Howard Lake | 11 June 2010 | News

The Management Centre (=mc) has launched scenariosforchange.com, a website where sector experts contribute their vision (or ‘scenario’) for the not-for-profit sector in 2020. The content is publicly available, and =mc hope that it will stimulate discussion about the opportunities and challenges to come in the next decade.
Scenario planning is “a method for engaging with a raft of possible future dynamics and it offers a way to systematically identify their implications”. As such, say =mc, “it is a method that provides leaders with the information they need to equip their organisations for the future”. Future scenarios can cover topics such as changing geo-political power, technology, global warming, and the dissipation of national ‘giving’ boundaries.
Kate Gilmore, Principal Management Consultant at The Management Centre, said: “Scenario planning is a highly effective way of anticipating and adapting to future uncertainty – whatever lies ahead. It can give leaders the advantage as they work to “future proof” their organisations for effective defense of their causes”.

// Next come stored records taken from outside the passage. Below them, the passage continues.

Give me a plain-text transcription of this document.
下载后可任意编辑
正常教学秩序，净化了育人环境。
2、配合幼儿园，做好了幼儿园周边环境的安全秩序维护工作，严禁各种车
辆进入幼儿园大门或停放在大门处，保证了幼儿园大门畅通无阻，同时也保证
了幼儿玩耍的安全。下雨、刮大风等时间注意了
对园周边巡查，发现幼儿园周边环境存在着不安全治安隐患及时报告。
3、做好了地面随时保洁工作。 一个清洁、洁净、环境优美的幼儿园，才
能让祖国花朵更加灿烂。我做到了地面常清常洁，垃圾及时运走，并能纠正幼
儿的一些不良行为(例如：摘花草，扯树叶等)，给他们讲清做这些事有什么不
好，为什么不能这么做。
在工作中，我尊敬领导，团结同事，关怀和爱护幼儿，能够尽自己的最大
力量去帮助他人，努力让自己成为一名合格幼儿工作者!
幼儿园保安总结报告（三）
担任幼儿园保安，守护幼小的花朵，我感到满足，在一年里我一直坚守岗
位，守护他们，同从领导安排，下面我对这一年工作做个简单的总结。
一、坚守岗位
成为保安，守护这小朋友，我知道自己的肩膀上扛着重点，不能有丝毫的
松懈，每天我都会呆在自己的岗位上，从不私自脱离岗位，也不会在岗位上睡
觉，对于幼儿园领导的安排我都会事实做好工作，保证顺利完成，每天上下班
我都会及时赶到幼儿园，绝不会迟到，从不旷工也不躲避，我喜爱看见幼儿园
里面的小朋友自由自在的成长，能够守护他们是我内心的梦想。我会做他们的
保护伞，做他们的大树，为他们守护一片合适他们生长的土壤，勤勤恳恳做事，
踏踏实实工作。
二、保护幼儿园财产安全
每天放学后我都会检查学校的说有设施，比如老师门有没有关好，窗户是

Several scenarios are already live at the site including one from Marc Dubois, Executive Director of Médecins Sans Frontières UK, who questions whether the ‘Golden Era’ of the Western-based global NGO is grinding to a halt. He says of global NGOs that: “By 2020 we will either have re-birthed ourselves or joined the cassette tape, Vanilla Ice and the stegosaurus.”
The website offers ./guidance about how to implement scenario planning and case studies, including the British Red Cross’s preparations for a UK terrorist attack that were swiftly put into action at the time of the 7/7 London bombings.
The new website was developed following the success of Fundraising Scenarios,
a global research programme designed to identify likely scenarios for fundraising over the coming decade. It looked at likely income streams, donor stereotypes, new and emerging markets and technological advances.